Heila Technologies Awarded $1 Million from the National Science Foundation
Phase II Small Business Innovation Research Program Funds Commercialization of Heila Edge® DER Control and Optimization Platform
For Immediate Release
May 18, 2021
SOMERVILLE, Massachusetts — Heila Technologies Inc. (Heila), a Boston-based distributed energy controls company, recently received an approximately $1 million grant as part of the National Science Foundation’s (NSF) Phase II Small Business Innovation Research (SBIR) program after receiving the Phase I SBIR award in 2019. The SBIR program aims to fund advanced research and development for cutting-edge scientific and engineering discoveries and bring them into the market at scale. The grant will support Heila’s efforts to commercialize their Heila Edge® platform.
Heila’s solution adopts a decentralized approach to distributed energy resource (DER) system management, orchestrating fleets of DERs with embodied intelligence and emergent behavior to build stronger, cleaner and more resilient grid systems. Utilizing advanced machine learning algorithms in an end-to-end control and optimization solution, the Heila Edge® platform can operate and optimize DERs autonomously, even when external communications are lost. Doing so enables operators to seamlessly add or remove assets — regardless of technology or vendor — with no single points of failure or vulnerability to cyberattacks.
“NSF is proud to support the technology of the future by thinking beyond incremental developments and funding the most creative, impactful ideas across all markets and areas of science and engineering,” said Andrea Belz, Division Director of the Division of Industrial Innovation and Partnerships at NSF. “With the support of our research funds, any deep technology startup or small business can guide basic science into meaningful solutions that address tremendous needs.”
“Our technology can unlock the full potential of DER systems and can help overhaul the grid to enable a more resilient, cost-effective, and sustainable energy future.
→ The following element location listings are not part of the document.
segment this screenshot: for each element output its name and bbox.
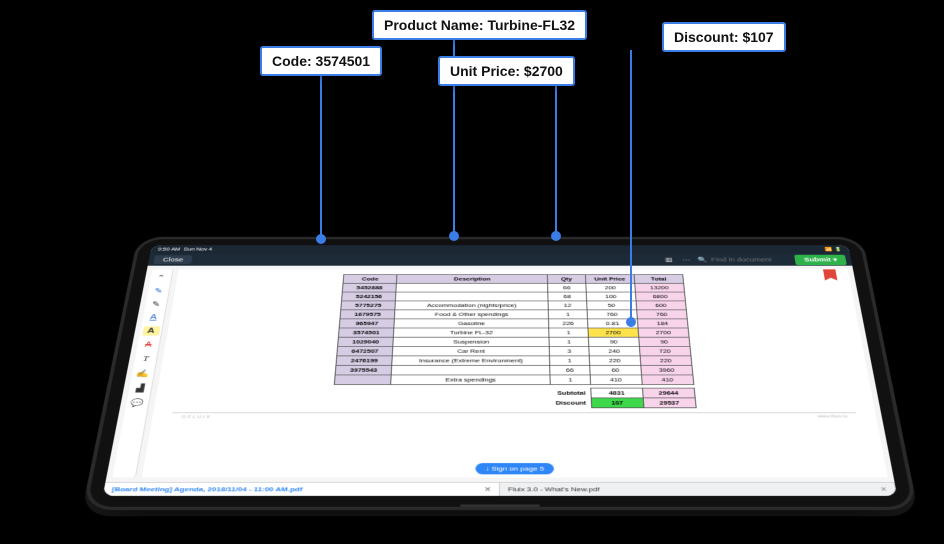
pen-blue-icon[interactable]: ✎: [150, 286, 168, 295]
submit-button[interactable]: Submit ▾: [794, 254, 846, 264]
close-button[interactable]: Close: [153, 255, 192, 263]
tablet-device: 9:50 AM Sun Nov 4 📶 🔋 Close ▥ ··· 🔍 Subm…: [82, 237, 918, 510]
tab-board-meeting[interactable]: [Board Meeting] Agenda, 2018/11/04 - 11:…: [103, 483, 500, 496]
tab-whats-new[interactable]: Fluix 3.0 - What's New.pdf ✕: [500, 483, 897, 496]
table-row: 3574501Turbine FL-32127002700: [339, 328, 689, 337]
status-bar: 9:50 AM Sun Nov 4 📶 🔋: [150, 245, 850, 253]
th-up: Unit Price: [585, 275, 634, 284]
table-row: 5775275Accommodation (nights/price)12506…: [341, 301, 686, 310]
sign-on-page-button[interactable]: ↓ Sign on page 5: [475, 463, 554, 474]
document-page: Code Description Qty Unit Price Total 54…: [142, 269, 888, 477]
discount-label: Discount: [551, 398, 592, 408]
table-row: 397554366603960: [335, 365, 692, 375]
text-blue-icon[interactable]: A: [144, 313, 162, 322]
callout-code: Code: 3574501: [260, 46, 382, 76]
table-row: 6472507Car Rent3240720: [337, 346, 691, 355]
th-desc: Description: [397, 275, 548, 284]
collapse-icon[interactable]: ⌃: [152, 273, 170, 282]
discount-total: 29537: [643, 398, 696, 408]
more-icon[interactable]: ···: [680, 256, 693, 263]
subtotal-total: 29644: [642, 388, 695, 398]
table-row: 2476199Insurance (Extreme Environment)12…: [336, 356, 692, 365]
comment-icon[interactable]: 💬: [128, 398, 147, 408]
table-row: Extra spendings1410410: [334, 375, 693, 385]
book-icon[interactable]: ▥: [662, 256, 675, 263]
home-indicator: [460, 504, 540, 506]
expense-table: Code Description Qty Unit Price Total 54…: [332, 274, 697, 408]
highlight-icon[interactable]: A: [142, 326, 160, 335]
page-footer: ⊙ F L U I X www.fluix.io: [171, 412, 857, 419]
th-tot: Total: [634, 275, 684, 284]
subtotal-label: Subtotal: [551, 388, 592, 398]
table-row: 5242156681006800: [342, 292, 686, 301]
close-icon[interactable]: ✕: [484, 486, 491, 493]
table-row: 1029040Suspension19090: [338, 337, 690, 346]
callout-product: Product Name: Turbine-FL32: [372, 10, 587, 40]
search-box[interactable]: 🔍: [697, 256, 790, 263]
search-icon: 🔍: [697, 256, 708, 263]
bookmark-ribbon[interactable]: [823, 269, 837, 280]
callout-unit-price: Unit Price: $2700: [438, 56, 575, 86]
th-qty: Qty: [548, 275, 586, 284]
table-row: 1679575Food & Other spendings1760760: [340, 310, 687, 319]
th-code: Code: [343, 275, 397, 284]
document-tabs: [Board Meeting] Agenda, 2018/11/04 - 11:…: [103, 482, 897, 496]
stamp-icon[interactable]: ▟: [131, 383, 150, 393]
search-input[interactable]: [711, 257, 791, 263]
status-icons: 📶 🔋: [825, 247, 843, 252]
text-tool-icon[interactable]: T: [136, 354, 154, 363]
subtotal-value: 4831: [591, 388, 643, 398]
pen-black-icon[interactable]: ✎: [147, 299, 165, 308]
callout-discount: Discount: $107: [662, 22, 786, 52]
close-icon[interactable]: ✕: [880, 486, 888, 493]
table-row: 54528886620013200: [342, 283, 684, 292]
discount-value: 107: [591, 398, 644, 408]
app-toolbar: Close ▥ ··· 🔍 Submit ▾: [148, 254, 853, 266]
strike-icon[interactable]: A: [139, 340, 157, 349]
signature-icon[interactable]: ✍: [134, 368, 153, 378]
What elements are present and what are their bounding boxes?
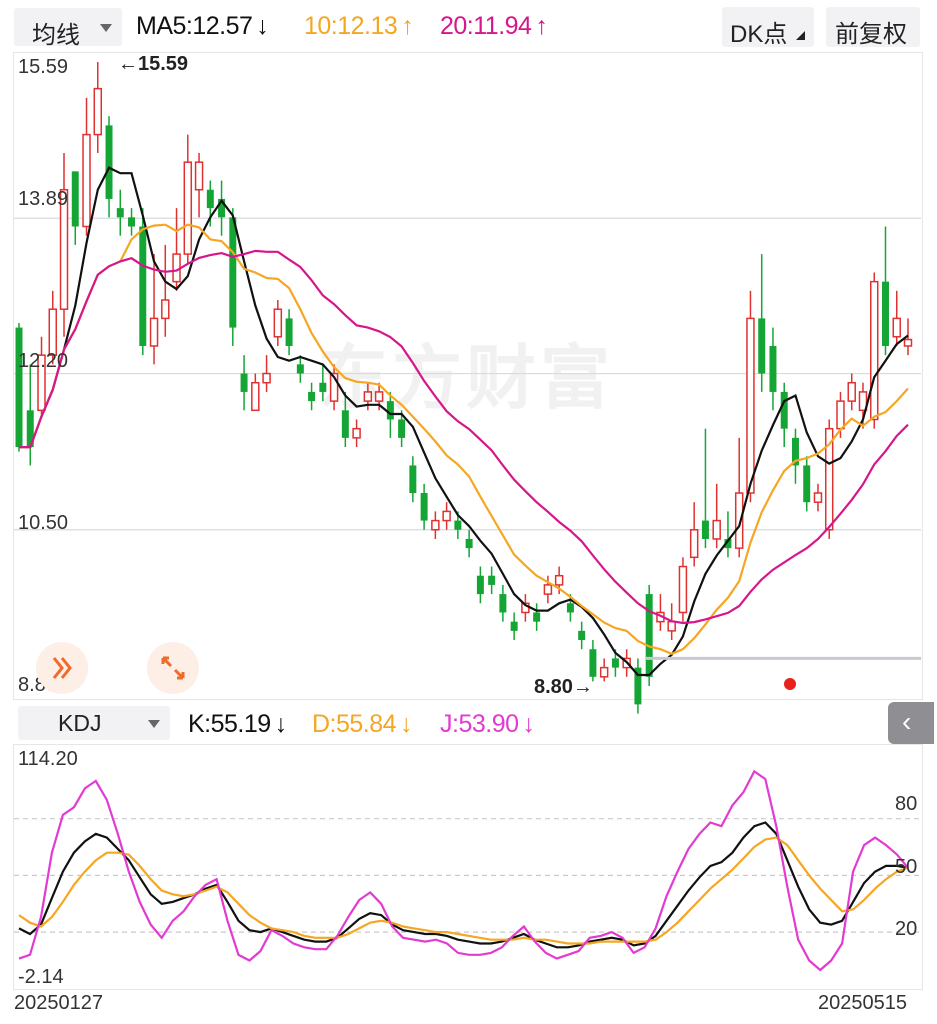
kdj-y-tick-label: 114.20 (18, 748, 78, 770)
kdj-y-tick-label: -2.14 (18, 966, 64, 988)
kdj-y-tick-label: 50 (895, 856, 918, 878)
kdj-y-tick-label: 20 (895, 918, 918, 940)
start-date-label: 20250127 (14, 992, 103, 1014)
kdj-chart[interactable] (0, 0, 937, 1024)
end-date-label: 20250515 (818, 992, 907, 1014)
kdj-k-line (18, 821, 909, 949)
kdj-y-tick-label: 80 (895, 793, 918, 815)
We have identified the set of capabilities that, if demonstrated in high impact projects, would make the Heila Edge® platform the only solution capable of resolving the technical and logistical gaps that hinder the further adoption of intelligent DERs at scale,” said Francisco Morocz, CEO of Heila Technologies. “We’re grateful that NSF continues to recognize our work toward this goal — this award is an instrumental milestone as we scale up.”
The company had previously been awarded $221,000 through the Phase I SBIR grant, recognized for its unique value proposition as a DER management solution. Once a small business is awarded a Phase I SBIR/STTR grant (up to $256,000), it becomes eligible to apply for a Phase II (up to $1,000,000). Small businesses with Phase II funding are eligible to receive up to $500,000 in additional matching funds with qualifying third-party investment or sales. The Phase II SBIR award builds upon Heila’s previous achievements and poses its Heila Edge® platform as a top contender among competing DER control platforms.
Media Contact: Emily Lospennato,
About Heila Technologies Inc.
Heila Technologies is an MIT-born company dedicated to simplifying the integration and operation of Distributed Energy Resources (DERs). Combining decades of deep theoretical knowledge and practical industry experience, Heila’s mission is to transform the energy industry from the ground up using DERs as the pillars of a new clean, resilient, and equitable grid. Its decentralized optimization system provides unparalleled automation and modularity, dramatically reducing system complexity and cost. The company was founded in 2015 and is based in Greentown Labs in Somerville, Massachusetts. To learn more, visit www.heilatech.com.
About the National Science Foundation’s Small Business Programs
America’s Seed Fund powered by NSF awards $200 million annually to startups and small businesses, transforming scientific discovery into products and services with commercial and societal impact. Startups working across almost all areas of science and technology can receive up to $2 million in funding to support research and development (R&D), helping de-risk technology for commercial success. America’s
Seed Fund is congressionally mandated through the Small Business Innovation Research (SBIR) program. The NSF is an independent federal agency with a budget of about $8.5 billion that supports fundamental research and education across all fields of science and engineering.